Washington Capitals forward Tom Wilson is five games into his 20-game suspension and it's safe to say he's not enjoying sitting out.

"It’s terrible,” Wilson told the Washington Post on Sunday. “The guys go on a one-day road trip, and it feels like you haven’t seen them in a month.”

The Capitals forward is currently slated to sit out until Nov. 21 for his preseason hit for Oskar Sundqvist, though he will appeal his suspension to NHL commissioner Gary Bettman on Thursday. Once Bettman makes his ruling, Wilson can then take his case to a neutral arbitrator for a final decision.

As the Post points out, there's a chance Wilson will have already served the majority of his suspension by the time the process is complete. In 2016, Calgary Flames defenceman Dennis Wideman had his 20-game ban for abuse of an official dropped to 10 games by an arbitrator, though he had already served 19 games of his suspension at the time.

“It’s definitely an experience that you hope you never have to go through,” Wilson said. “There’s a lot of learning. All of a sudden you’re surrounded by lawyers and stuff like that. I’m a hockey player and I want to play hockey. … [The appeal is] going to take on the business side of it. I have to focus when I come to the rink every day, and then obviously when something comes up with the situation, I have to address that in the best way that I can.”

Wilson said he's trying to keep his focus on being game-ready, though the top-line winger admits it's difficult while serving as an extra in practice for the Capitals.

“You could describe it as a guy that’s an extra forward or whatever,” Wilson said. “You have to be ready. I’m training like I am today expecting that maybe I’ll be in there tomorrow. I just have to have that mind-set. Obviously, that’s not realistic but that’s something that I’m trying to focus on and improve when I can with skill coaches and stuff like that. Keep my conditioning and work ethic up and keep my focus up in making the right plays in practice and battling hard out there, being a part of the group and staying in the same sort of routine.

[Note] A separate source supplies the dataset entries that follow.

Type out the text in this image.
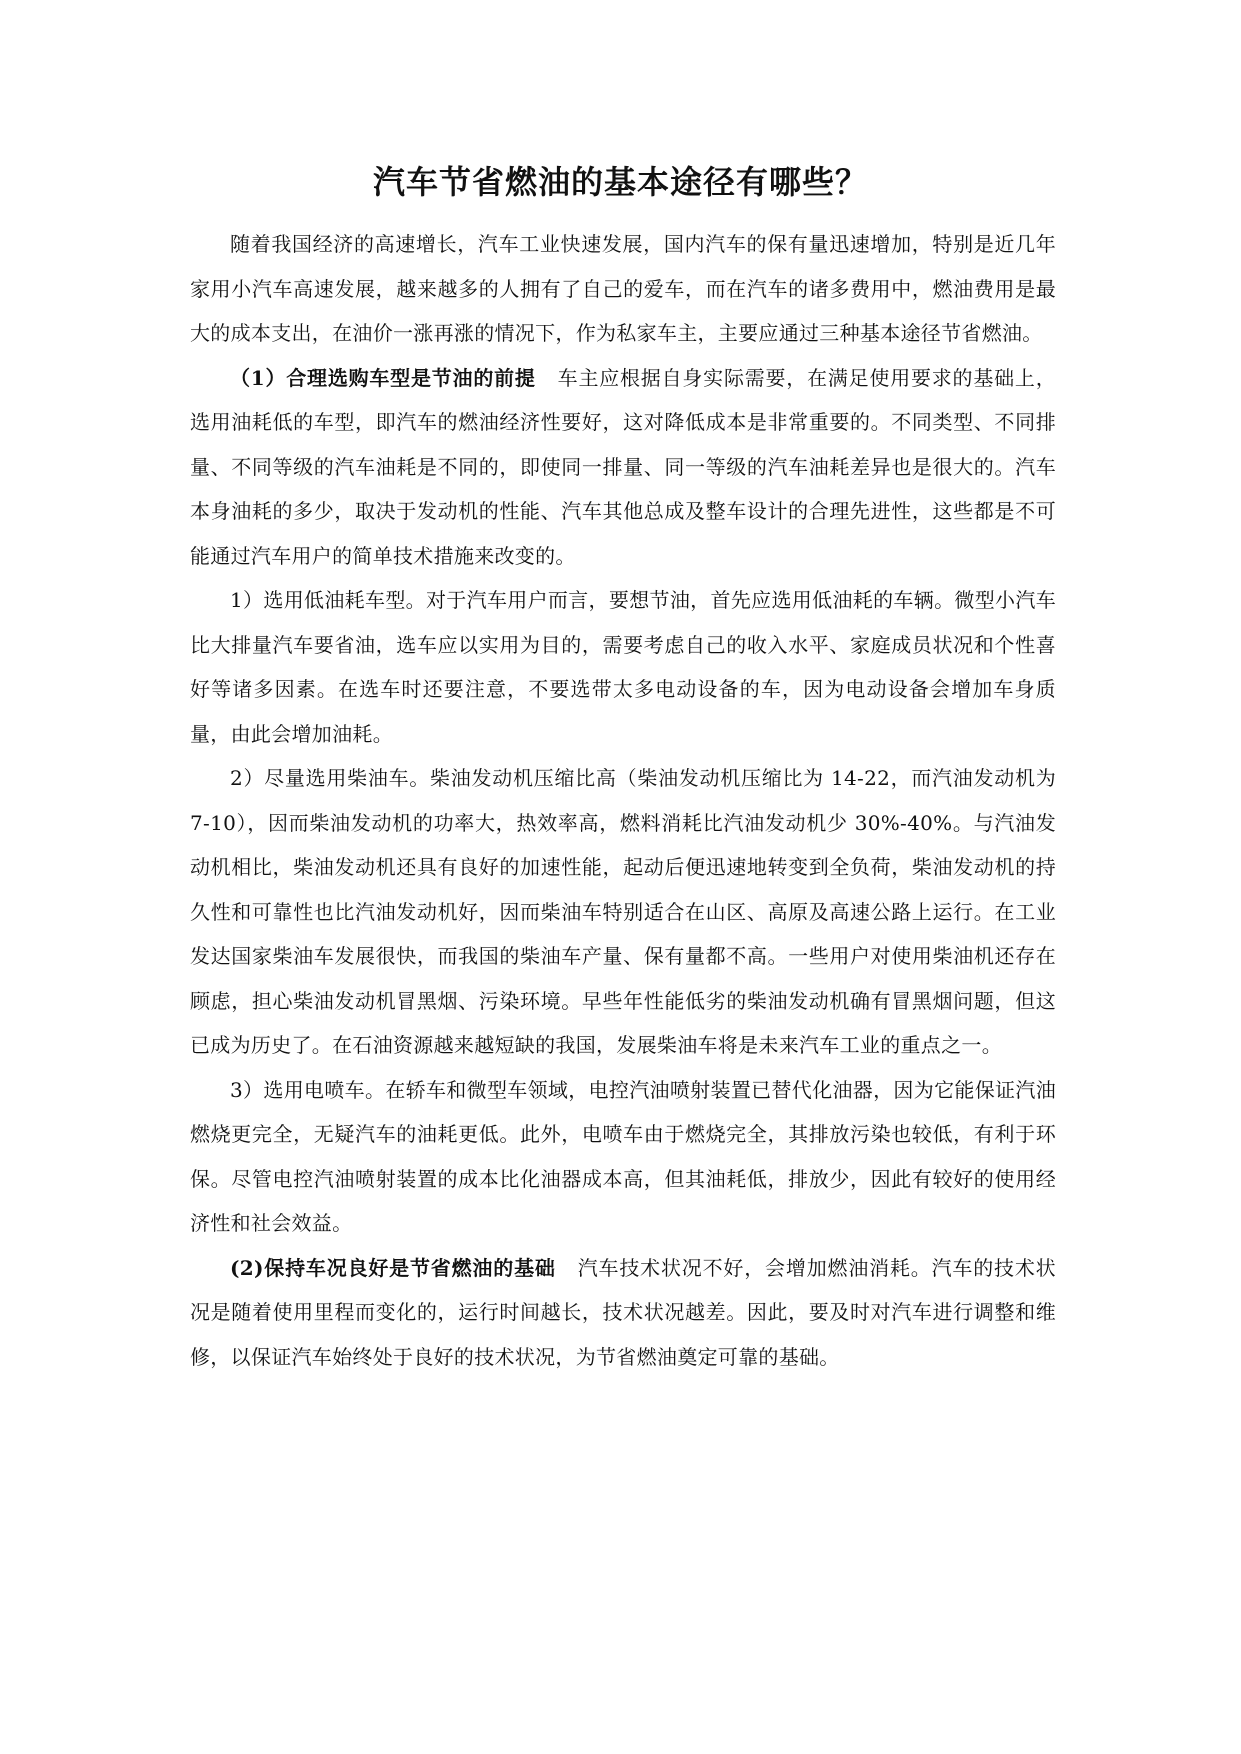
汽车节省燃油的基本途径有哪些？

随着我国经济的高速增长，汽车工业快速发展，国内汽车的保有量迅速增加，特别是近几年家用小汽车高速发展，越来越多的人拥有了自己的爱车，而在汽车的诸多费用中，燃油费用是最大的成本支出，在油价一涨再涨的情况下，作为私家车主，主要应通过三种基本途径节省燃油。

（1）合理选购车型是节油的前提 车主应根据自身实际需要，在满足使用要求的基础上，选用油耗低的车型，即汽车的燃油经济性要好，这对降低成本是非常重要的。不同类型、不同排量、不同等级的汽车油耗是不同的，即使同一排量、同一等级的汽车油耗差异也是很大的。汽车本身油耗的多少，取决于发动机的性能、汽车其他总成及整车设计的合理先进性，这些都是不可能通过汽车用户的简单技术措施来改变的。

1）选用低油耗车型。对于汽车用户而言，要想节油，首先应选用低油耗的车辆。微型小汽车比大排量汽车要省油，选车应以实用为目的，需要考虑自己的收入水平、家庭成员状况和个性喜好等诸多因素。在选车时还要注意，不要选带太多电动设备的车，因为电动设备会增加车身质量，由此会增加油耗。

2）尽量选用柴油车。柴油发动机压缩比高（柴油发动机压缩比为 14-22，而汽油发动机为 7-10），因而柴油发动机的功率大，热效率高，燃料消耗比汽油发动机少 30%-40%。与汽油发动机相比，柴油发动机还具有良好的加速性能，起动后便迅速地转变到全负荷，柴油发动机的持久性和可靠性也比汽油发动机好，因而柴油车特别适合在山区、高原及高速公路上运行。在工业发达国家柴油车发展很快，而我国的柴油车产量、保有量都不高。一些用户对使用柴油机还存在顾虑，担心柴油发动机冒黑烟、污染环境。早些年性能低劣的柴油发动机确有冒黑烟问题，但这已成为历史了。在石油资源越来越短缺的我国，发展柴油车将是未来汽车工业的重点之一。

3）选用电喷车。在轿车和微型车领域，电控汽油喷射装置已替代化油器，因为它能保证汽油燃烧更完全，无疑汽车的油耗更低。此外，电喷车由于燃烧完全，其排放污染也较低，有利于环保。尽管电控汽油喷射装置的成本比化油器成本高，但其油耗低，排放少，因此有较好的使用经济性和社会效益。

(2)保持车况良好是节省燃油的基础 汽车技术状况不好，会增加燃油消耗。汽车的技术状况是随着使用里程而变化的，运行时间越长，技术状况越差。因此，要及时对汽车进行调整和维修，以保证汽车始终处于良好的技术状况，为节省燃油奠定可靠的基础。
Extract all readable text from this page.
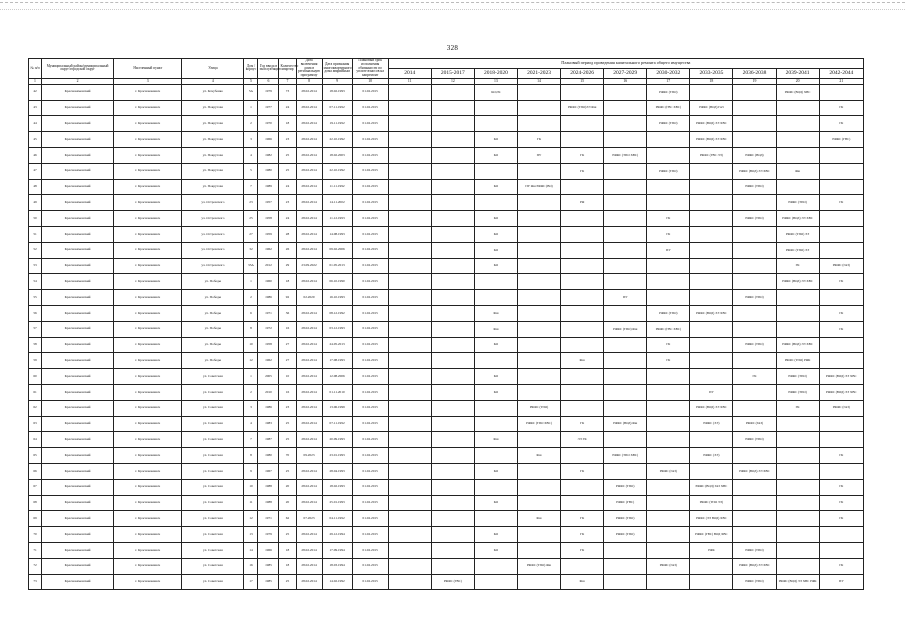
328
№ п/п	Муниципальный район/муниципальный округ/городской округ	Населенный пункт	Улица	Дом / корпус	Год ввода в эксплуатацию	Количество квартир	Дата включения дома в региональную программу	Дата признания многоквартирного дома аварийным	Плановый срок исполнения обязанности по уплате взносов на капремонт	Плановый период проведения капитального ремонта общего имущества										
										2014	2015-2017	2018-2020	2021-2023	2024-2026	2027-2029	2030-2032	2033-2035	2036-2038	2039-2041	2042-2044
1	2	3	4	5	6	7	8	9	10	11	12	13	14	15	16	17	18	19	20	21
42	Краснокаменский	г. Краснокаменск	ул. Кочубенко	5А	1979	73	28.02.2014	18.02.1993	01.02.2015			КО,ГК				РФФС (ТПО)			РФФС (ВОД) ХВС	
43	Краснокаменский	г. Краснокаменск	ул. Покрутова	1	1977	24	28.02.2014	07.11.1992	01.02.2015					РФФС (ТПО)ЭЭ Фш		РФФС (ГВС ХВС)	РФФС (ВОД) ГАЗ			ГК
44	Краснокаменский	г. Краснокаменск	ул. Покрутова	2	1970	18	28.02.2014	19.11.1992	01.02.2015							РФФС (ТПО)	РФФС (ВОД) ЭЭ ХВС			ГК
45	Краснокаменский	г. Краснокаменск	ул. Покрутова	3	1966	23	28.02.2014	22.10.1992	01.02.2015			КО	ГК				РФФС (ВОД) ЭЭ ХВС			РФФС (ГВС)
46	Краснокаменский	г. Краснокаменск	ул. Покрутова	4	1982	25	28.02.2014	18.02.2003	01.02.2015			КО	ПУ	ГК	РФФС (ТПО ХВС)		РФФС (ГВС ЭЭ)	РФФС (ВОД)		
47	Краснокаменский	г. Краснокаменск	ул. Покрутова	5	1980	25	28.02.2014	22.10.1992	01.02.2015					ГК		РФФС (ТПО)		РФФС (ВОД) ЭЭ ХВС	Фш	
48	Краснокаменский	г. Краснокаменск	ул. Покрутова	7	1989	24	28.02.2014	11.11.1992	01.02.2015			КО	ПУ Фш РФФС (ВО)					РФФС (ТПО)		
49	Краснокаменский	г. Краснокаменск	ул. Островского	23	1957	23	28.02.2014	14.11.2002	01.02.2015					РФ					РФФС (ТПО)	ГК
50	Краснокаменский	г. Краснокаменск	ул. Островского	25	1958	24	28.02.2014	11.12.1993	01.02.2015			КО				ГК		РФФС (ТПО)	РФФС (ВОД) ЭЭ ХВС	
51	Краснокаменский	г. Краснокаменск	ул. Островского	27	1959	28	28.02.2014	14.08.1993	01.02.2015			КО				ГК			РФФС (ТПО) ЭЭ	
52	Краснокаменский	г. Краснокаменск	ул. Островского	32	1962	26	28.02.2014	09.02.2006	01.02.2015			КО				ПУ			РФФС (ТПО) ЭЭ	
53	Краснокаменский	г. Краснокаменск	ул. Островского	33А	2012	29	23.09.2022	01.05.2013	01.02.2015			КО							ГК	РФФС (ГАЗ)
54	Краснокаменский	г. Краснокаменск	ул. Победы	1	1960	18	28.02.2014	06.10.1990	01.02.2015										РФФС (ВОД) ЭЭ ХВС	ГК
55	Краснокаменский	г. Краснокаменск	ул. Победы	2	1986	92	02.2020	16.10.1993	01.02.2015						ПУ			РФФС (ТПО)		
56	Краснокаменский	г. Краснокаменск	ул. Победы	6	1971	36	28.02.2014	08.12.1992	01.02.2015			Фш				РФФС (ТПО)	РФФС (ВОД) ЭЭ ХВС			ГК
57	Краснокаменский	г. Краснокаменск	ул. Победы	8	1972	16	28.02.2014	03.12.1993	01.02.2015			Фш			РФФС (ТПО) Фш	РФФС (ГВС ХВС)				ГК
58	Краснокаменский	г. Краснокаменск	ул. Победы	10	1958	27	28.02.2014	24.05.2013	01.02.2015			КО				ГК		РФФС (ТПО)	РФФС (ВОД) ЭЭ ХВС	
59	Краснокаменский	г. Краснокаменск	ул. Победы	12	1962	27	28.02.2014	17.08.1993	01.02.2015					Фш		ГК			РФФС (ТПО) РФК	
60	Краснокаменский	г. Краснокаменск	ул. Советская	1	2005	10	28.02.2014	12.08.2006	01.02.2015			КО						ГК	РФФС (ТПО)	РФФС (ВОД) ЭЭ ХВС
61	Краснокаменский	г. Краснокаменск	ул. Советская	2	2010	16	28.02.2014	01.11.2010	01.02.2015			КО					ПУ		РФФС (ТПО)	РФФС (ВОД) ЭЭ ХВС
62	Краснокаменский	г. Краснокаменск	ул. Советская	3	1986	23	28.02.2014	13.06.1999	01.02.2015				РФФС (ТПО)				РФФС (ВОД) ЭЭ ХВС		ГК	РФФС (ГАЗ)
63	Краснокаменский	г. Краснокаменск	ул. Советская	4	1983	25	28.02.2014	07.11.1992	01.02.2015				РФФС (ТПО ХВС)	ГК	РФФС (ВОД) Фш		РФФС (ЭЭ)	РФФС (ГАЗ)		
64	Краснокаменский	г. Краснокаменск	ул. Советская	7	1987	25	28.02.2014	20.09.1993	01.02.2015			Фш		ЭЭ ГК				РФФС (ТПО)		
65	Краснокаменский	г. Краснокаменск	ул. Советская	8	1980	70	09.2023	23.01.1993	01.02.2015				Фш		РФФС (ТПО ХВС)		РФФС (ЭЭ)			ГК
66	Краснокаменский	г. Краснокаменск	ул. Советская	9	1967	25	28.02.2014	28.04.1993	01.02.2015			КО		ГК		РФФС (ГАЗ)		РФФС (ВОД) ЭЭ ХВС		
67	Краснокаменский	г. Краснокаменск	ул. Советская	10	1988	20	28.02.2014	18.02.1993	01.02.2015						РФФС (ТПО)		РФФС (ВОД) ГАЗ ХВС			ГК
68	Краснокаменский	г. Краснокаменск	ул. Советская	11	1988	20	28.02.2014	25.01.1993	01.02.2015			КО			РФФС (ГВС)		РФФС (ТПО ЭЭ)			ГК
69	Краснокаменский	г. Краснокаменск	ул. Советская	12	1971	62	07.2023	04.11.1992	01.02.2015				Фш	ГК	РФФС (ТПО)		РФФС (ЭЭ ВОД) ХВС			ГК
70	Краснокаменский	г. Краснокаменск	ул. Советская	13	1979	25	28.02.2014	29.12.1994	01.02.2015			КО		ГК	РФФС (ТПО)		РФФС (ГВС) ВОД ХВС			
71	Краснокаменский	г. Краснокаменск	ул. Советская	14	1966	18	28.02.2014	17.09.1994	01.02.2015			КО		ГК			РФК	РФФС (ТПО)		
72	Краснокаменский	г. Краснокаменск	ул. Советская	16	1985	18	28.02.2014	18.03.1994	01.02.2015				РФФС (ТПО) Фш			РФФС (ГАЗ)		РФФС (ВОД) ЭЭ ХВС		ГК
73	Краснокаменский	г. Краснокаменск	ул. Советская	17	1985	25	28.02.2014	14.02.1992	01.02.2015		РФФС (ГВС)			Фш				РФФС (ТПО)	РФФС (ВОД) ЭЭ ХВС РФК	ПУ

"You have to make sure you do whatever you can so that adjustment period when I come back is short-lived and I’m right back into it.”

The 24-year-old has been suspended four times in his nearly five-year career, all four occurring in the past 13 months. He stands to lose $1.2 million as a result of his current suspension and admitted Sunday he's going to have to change the way he plays the game.

“I can talk a little bit more in depth once this is all over with, but yeah, for sure,” Wilson said. “The hitting aspect of the game is definitely changing a little bit, and I’ve got to be smart out there and I’ve got to play within the rules. And at the end of the day, no one wants to be in the situation that I’m in right now.

"I’ve got to change something because obviously it’s not good to be out and not helping your team.”

The Capitals have started the season 2-2-1 and will host the New York Rangers on Wednesday.